It’s a curious idea, that for a posh afternoon tea we revert back to children and demand cucumber sandwiches, with the crusts cut off no less, and we want to eat with our hands in a posh restaurant. Aren’t knives and forks the tools of adults, or chopsticks depending on the cuisine? (Although my other half refuses to learn to use them- don’t get me started!)
My friend is hosting an afternoon tea as a thinly veiled attempt to make our group’s usual cocktail evenings sound a little more respectable. Starting at 2pm may just be cause for more carnage however, even if there are scones to soak up the alcohol.
I am an enthusiastic baker but not necessarily a confident or artistic one. For me the focus is very much on 1) can you eat it without poisoning yourself and b) does it taste okay?
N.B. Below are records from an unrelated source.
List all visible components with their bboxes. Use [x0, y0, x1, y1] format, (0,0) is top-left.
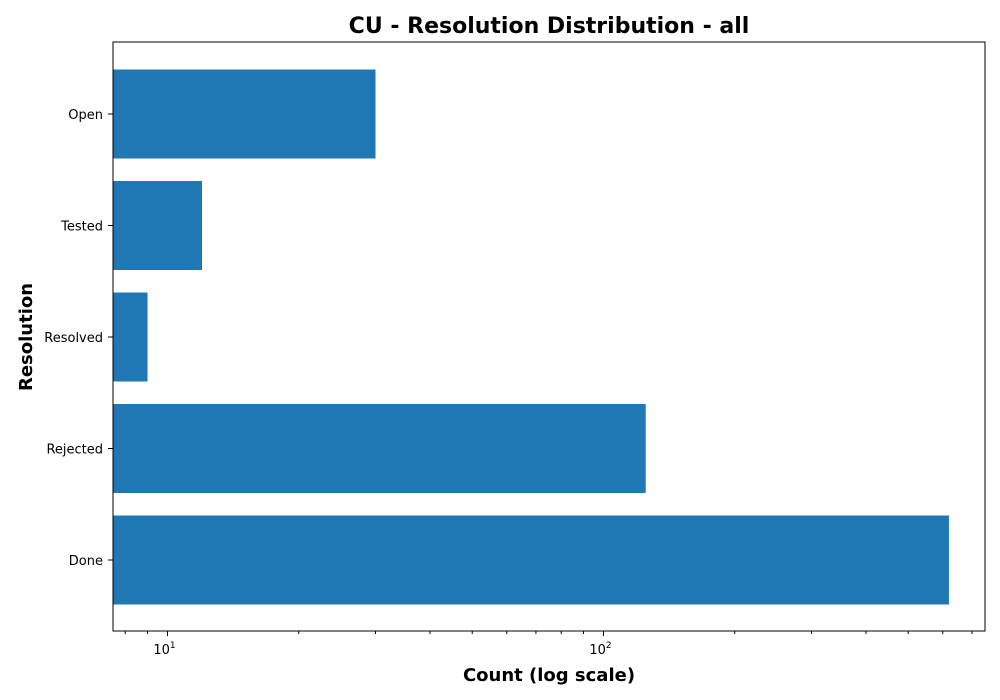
- bar-done: [113, 515, 949, 605]
- y-tick-label-done: Done: [69, 554, 103, 569]
- x-tick-label: 101: [153, 641, 175, 658]
- x-axis-label: Count (log scale): [463, 665, 635, 686]
- y-tick-label-open: Open: [68, 108, 103, 123]
- bar-resolved: [113, 292, 148, 382]
- y-tick-label-resolved: Resolved: [44, 331, 103, 346]
- chart-title: CU - Resolution Distribution - all: [349, 14, 750, 39]
- bar-rejected: [113, 404, 646, 493]
- bar-open: [113, 69, 376, 159]
- y-axis-label: Resolution: [16, 283, 37, 391]
- x-axis: 101 102: [124, 631, 973, 658]
- x-tick-label: 102: [589, 641, 611, 658]
- bar-tested: [113, 181, 202, 270]
- y-axis: Done Rejected Resolved Tested Open: [44, 108, 113, 569]
- bars-group: [113, 69, 949, 605]
- y-tick-label-rejected: Rejected: [46, 443, 103, 458]
- y-tick-label-tested: Tested: [60, 220, 103, 235]
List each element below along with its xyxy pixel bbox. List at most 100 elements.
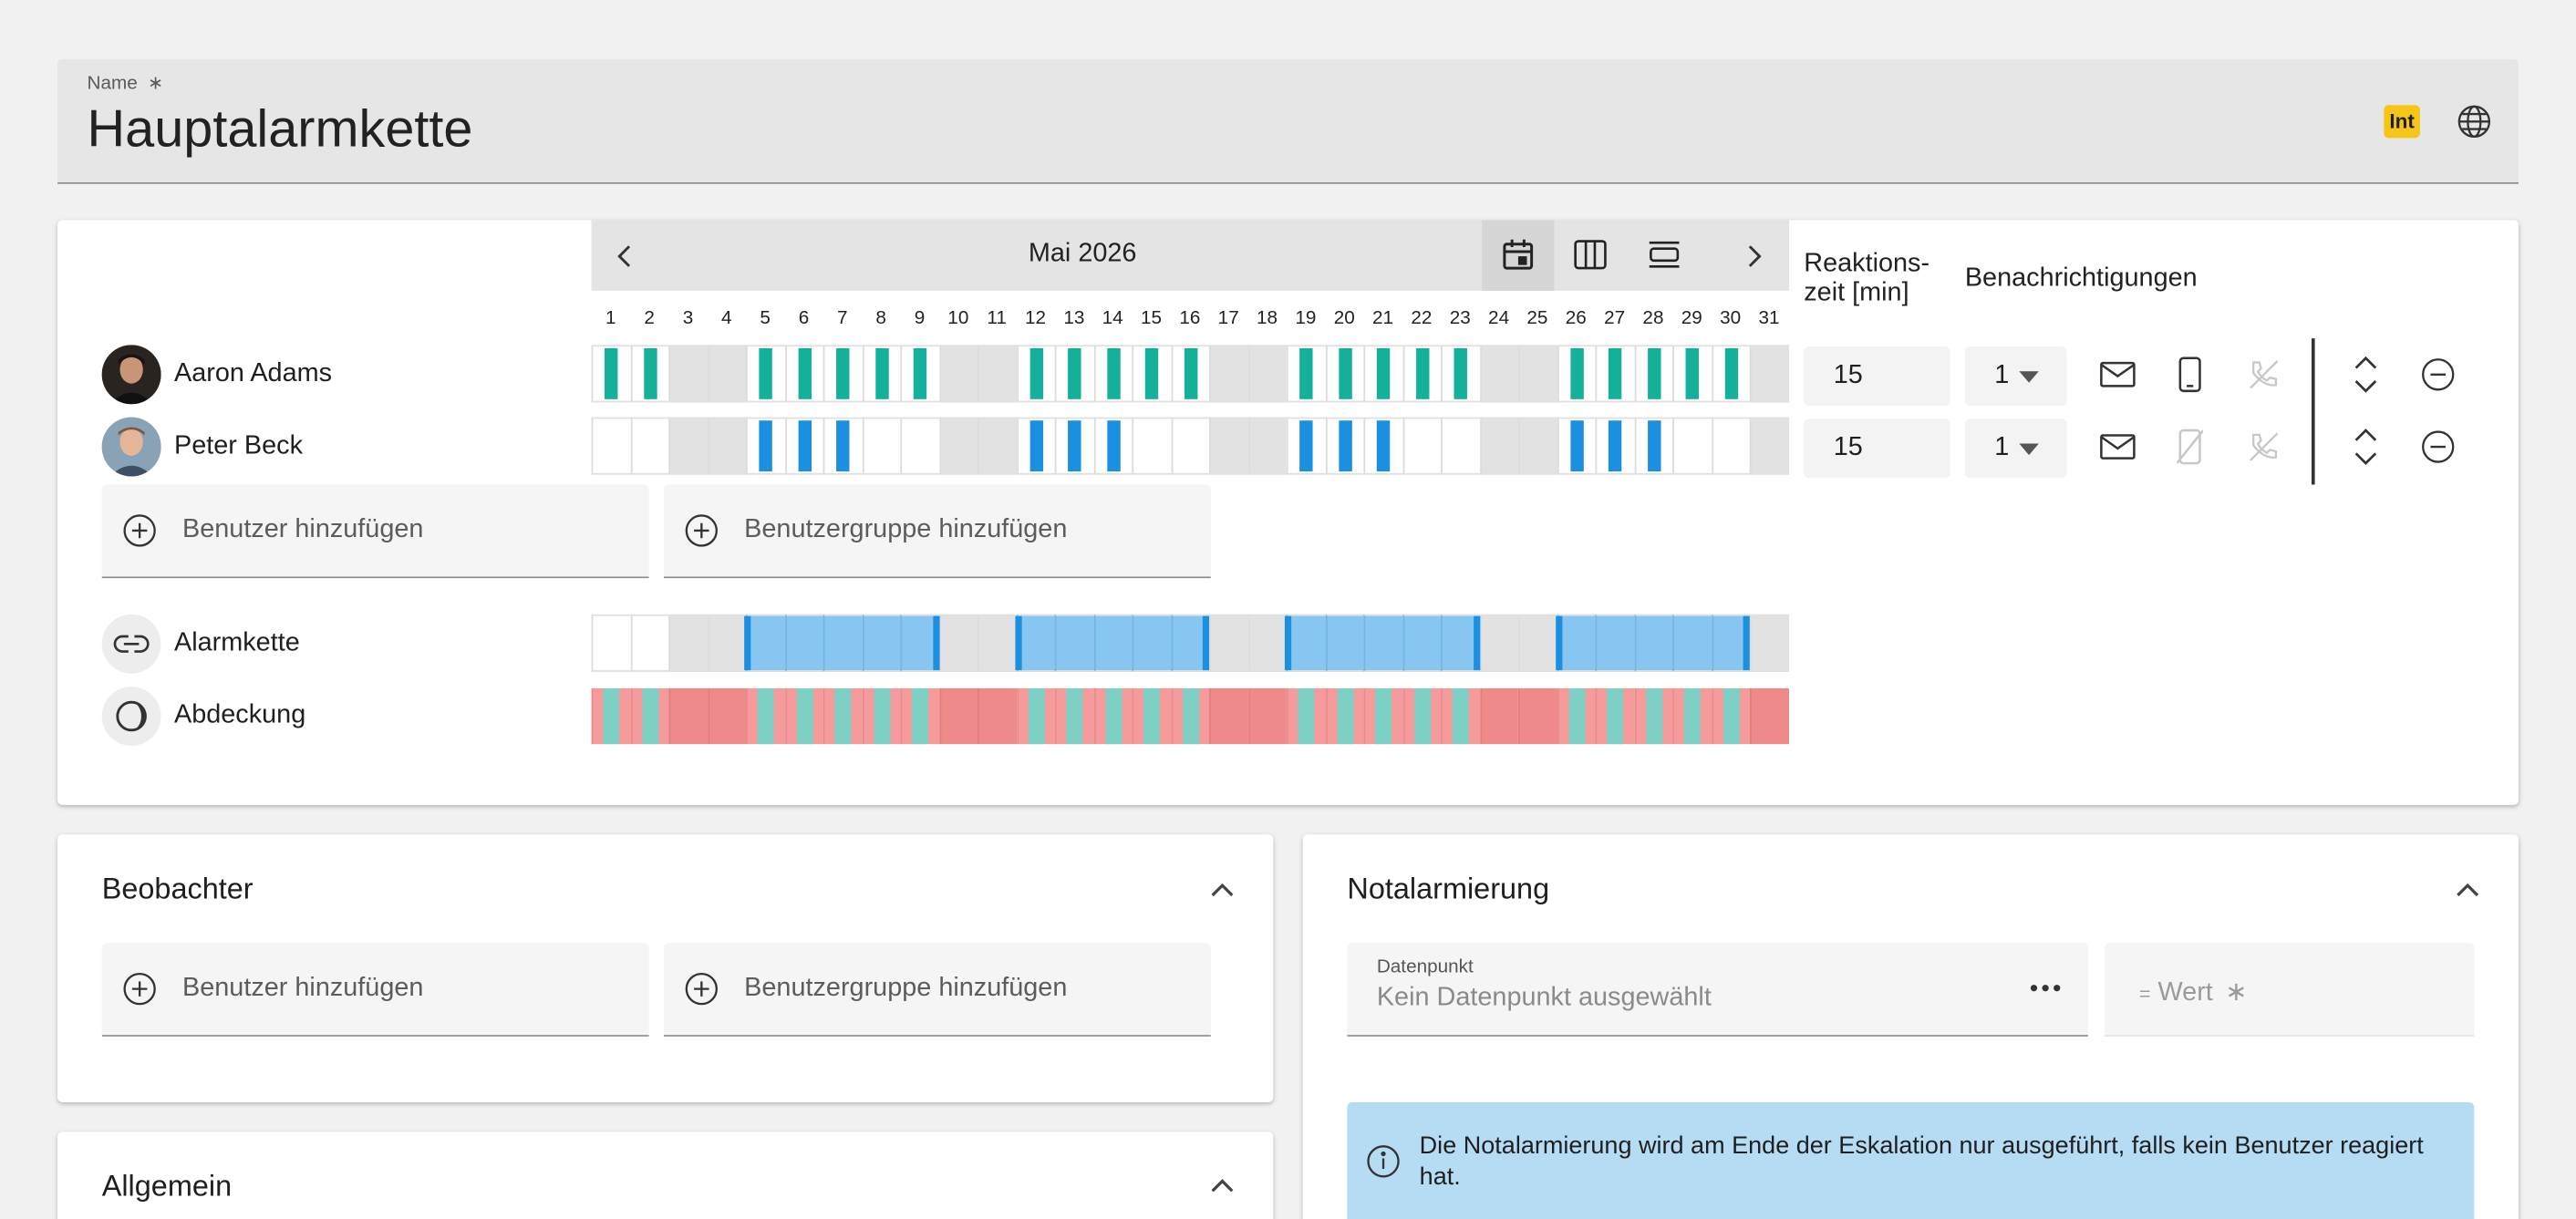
globe-icon[interactable] (2455, 102, 2494, 141)
name-value[interactable]: Hauptalarmkette (87, 98, 473, 158)
schedule-day-cell[interactable] (900, 345, 939, 403)
chevron-up-icon[interactable] (1205, 871, 1241, 907)
value-field[interactable]: = Wert ∗ (2104, 943, 2475, 1037)
schedule-day-cell[interactable] (822, 417, 862, 475)
schedule-day-cell[interactable] (1633, 417, 1673, 475)
schedule-day-cell[interactable] (784, 417, 823, 475)
call-disabled-icon[interactable] (2244, 355, 2283, 394)
schedule-day-cell[interactable] (1749, 417, 1789, 475)
schedule-day-cell[interactable] (1170, 345, 1210, 403)
add-group-button[interactable]: Benutzergruppe hinzufügen (663, 484, 1211, 579)
columns-view-icon[interactable] (1572, 236, 1609, 273)
reorder-icon[interactable] (2346, 426, 2385, 469)
schedule-day-cell[interactable] (1093, 417, 1133, 475)
coverage-ok-stripe (1336, 687, 1353, 745)
schedule-day-cell[interactable] (1132, 345, 1171, 403)
remove-icon[interactable] (2418, 427, 2457, 466)
reaction-time-input[interactable]: 15 (1804, 418, 1950, 479)
schedule-day-cell[interactable] (978, 417, 1017, 475)
schedule-day-cell[interactable] (861, 345, 901, 403)
schedule-day-cell[interactable] (978, 345, 1017, 403)
schedule-day-cell[interactable] (1209, 345, 1248, 403)
schedule-day-cell[interactable] (591, 345, 630, 403)
schedule-day-cell[interactable] (1054, 417, 1094, 475)
schedule-day-cell[interactable] (900, 417, 939, 475)
schedule-day-cell[interactable] (1595, 417, 1634, 475)
schedule-day-cell[interactable] (668, 417, 708, 475)
schedule-day-cell[interactable] (861, 417, 901, 475)
schedule-day-cell[interactable] (1557, 417, 1596, 475)
schedule-day-cell[interactable] (629, 345, 669, 403)
chevron-up-icon[interactable] (1205, 1166, 1241, 1203)
schedule-day-cell[interactable] (1441, 417, 1480, 475)
schedule-day-cell[interactable] (1286, 417, 1326, 475)
schedule-day-cell[interactable] (591, 417, 630, 475)
schedule-day-cell[interactable] (629, 417, 669, 475)
schedule-day-cell[interactable] (1170, 417, 1210, 475)
today-button[interactable] (1482, 220, 1555, 291)
int-badge[interactable]: Int (2384, 105, 2420, 139)
coverage-ok-stripe (1182, 687, 1199, 745)
reaction-time-input[interactable]: 15 (1804, 346, 1950, 407)
call-disabled-icon[interactable] (2244, 427, 2283, 466)
schedule-day-cell[interactable] (1441, 345, 1480, 403)
schedule-day-cell[interactable] (1517, 345, 1557, 403)
schedule-day-cell[interactable] (1016, 417, 1055, 475)
email-icon[interactable] (2098, 356, 2137, 393)
email-icon[interactable] (2098, 429, 2137, 465)
chevron-left-icon[interactable] (608, 238, 645, 274)
schedule-day-cell[interactable] (707, 417, 746, 475)
schedule-day-cell[interactable] (707, 345, 746, 403)
coverage-day-cell (629, 687, 669, 745)
schedule-day-cell[interactable] (1402, 417, 1442, 475)
schedule-day-cell[interactable] (1479, 345, 1518, 403)
schedule-day-cell[interactable] (1479, 417, 1518, 475)
schedule-day-cell[interactable] (1325, 345, 1364, 403)
schedule-day-cell[interactable] (938, 345, 978, 403)
rows-view-icon[interactable] (1646, 236, 1682, 273)
datapoint-field[interactable]: Datenpunkt Kein Datenpunkt ausgewählt (1347, 943, 2088, 1037)
add-user-button[interactable]: Benutzer hinzufügen (101, 943, 649, 1037)
remove-icon[interactable] (2418, 355, 2457, 394)
more-icon[interactable] (2024, 971, 2067, 1004)
schedule-day-cell[interactable] (1054, 345, 1094, 403)
name-field[interactable]: Name ∗ Hauptalarmkette Int (57, 58, 2519, 184)
schedule-day-cell[interactable] (938, 417, 978, 475)
schedule-day-cell[interactable] (1672, 417, 1712, 475)
schedule-day-cell[interactable] (1363, 345, 1402, 403)
schedule-day-cell[interactable] (1209, 417, 1248, 475)
schedule-day-cell[interactable] (1517, 417, 1557, 475)
schedule-day-cell[interactable] (1557, 345, 1596, 403)
schedule-day-cell[interactable] (1325, 417, 1364, 475)
phone-disabled-icon[interactable] (2172, 427, 2209, 466)
schedule-day-cell[interactable] (1247, 417, 1287, 475)
schedule-day-cell[interactable] (1711, 345, 1750, 403)
schedule-day-cell[interactable] (784, 345, 823, 403)
reorder-icon[interactable] (2346, 353, 2385, 396)
coverage-day-cell (1054, 687, 1094, 745)
alarmkette-day-cell (745, 614, 785, 672)
schedule-day-cell[interactable] (1402, 345, 1442, 403)
schedule-day-cell[interactable] (1595, 345, 1634, 403)
schedule-day-cell[interactable] (1286, 345, 1326, 403)
schedule-day-cell[interactable] (745, 417, 785, 475)
schedule-day-cell[interactable] (1749, 345, 1789, 403)
chevron-right-icon[interactable] (1735, 238, 1772, 274)
schedule-day-cell[interactable] (1016, 345, 1055, 403)
escalation-level-select[interactable]: 1 (1964, 418, 2067, 479)
add-user-button[interactable]: Benutzer hinzufügen (101, 484, 649, 579)
schedule-day-cell[interactable] (745, 345, 785, 403)
schedule-day-cell[interactable] (1672, 345, 1712, 403)
schedule-day-cell[interactable] (1093, 345, 1133, 403)
phone-icon[interactable] (2172, 355, 2209, 394)
schedule-day-cell[interactable] (1363, 417, 1402, 475)
schedule-day-cell[interactable] (822, 345, 862, 403)
schedule-day-cell[interactable] (1247, 345, 1287, 403)
schedule-day-cell[interactable] (668, 345, 708, 403)
schedule-day-cell[interactable] (1711, 417, 1750, 475)
chevron-up-icon[interactable] (2449, 871, 2486, 907)
schedule-day-cell[interactable] (1633, 345, 1673, 403)
escalation-level-select[interactable]: 1 (1964, 346, 2067, 407)
add-group-button[interactable]: Benutzergruppe hinzufügen (663, 943, 1211, 1037)
schedule-day-cell[interactable] (1132, 417, 1171, 475)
Beyond that anything else is a bonus, including does it look like a cake?
For this reason, I have volunteered to supply some of the savoury goodies instead, and my tiered cake stand for them to sit on so we can all sit around it pouring tea and saying things like “Oh la! This is divine!” and “Rah rah rah” and adding “what!” to the end of our sentences.
So I have been researching the fanciest contents of a crust-less sandwich known to man, and what vegetarian options are available. As my friend puts it, she eats “anything” apart from fish and meat. Sounds simple but when most standard sandwiches are based on a meat or tuna filling with something else, the result is you are left with cheese or humus with vegetables/salad. I’m not feeling terribly inspired…
In my mind, the best sandwiches are served in a crusty bread with meat and mustard, or smoked salmon pate, or chicken, avocado and cheese. Avocado and cheese by itself is only half a sandwich in my mind. Therefore, I’ve been looking for ways to make them more interesting. Perhaps I could cut them into small bite-sized squares and stick them with toothpicks? Or I could roll them up into tiny wraps like the photo I found on (you guessed it) Pinterest. Although I’m not convinced by the asparagus sticking out the top. It’s not my idea of a post meal to have plants growing out of the top of your food.
Personally, I have been raised to consider a quiche the height of fine dining. When we went to grandma’s as children she served us quiche on pretty plates, and when my mum wants to impress she makes one from scratch using interesting vegetables instead of a crust. But it seems that officially the traditional afternoon tea food consists solely of crust-less sandwiches (lest your hair curls), scones (pronounced with heavy emphasis on the ‘o’), and copious amounts of tea. Egg and mayo is apparently also a suitable filling for ladies’ sandwiches although it sounds like something you would receive for lunch in a school canteen that would leave you smelling funny all day.
Now, this blog is not just about researching, it is about doing rather than just talking about it, so I shall be taking photos of my resulting creations for you to judge. And in the meanwhile, if anyone has any suggestions for my fillings, please let me know!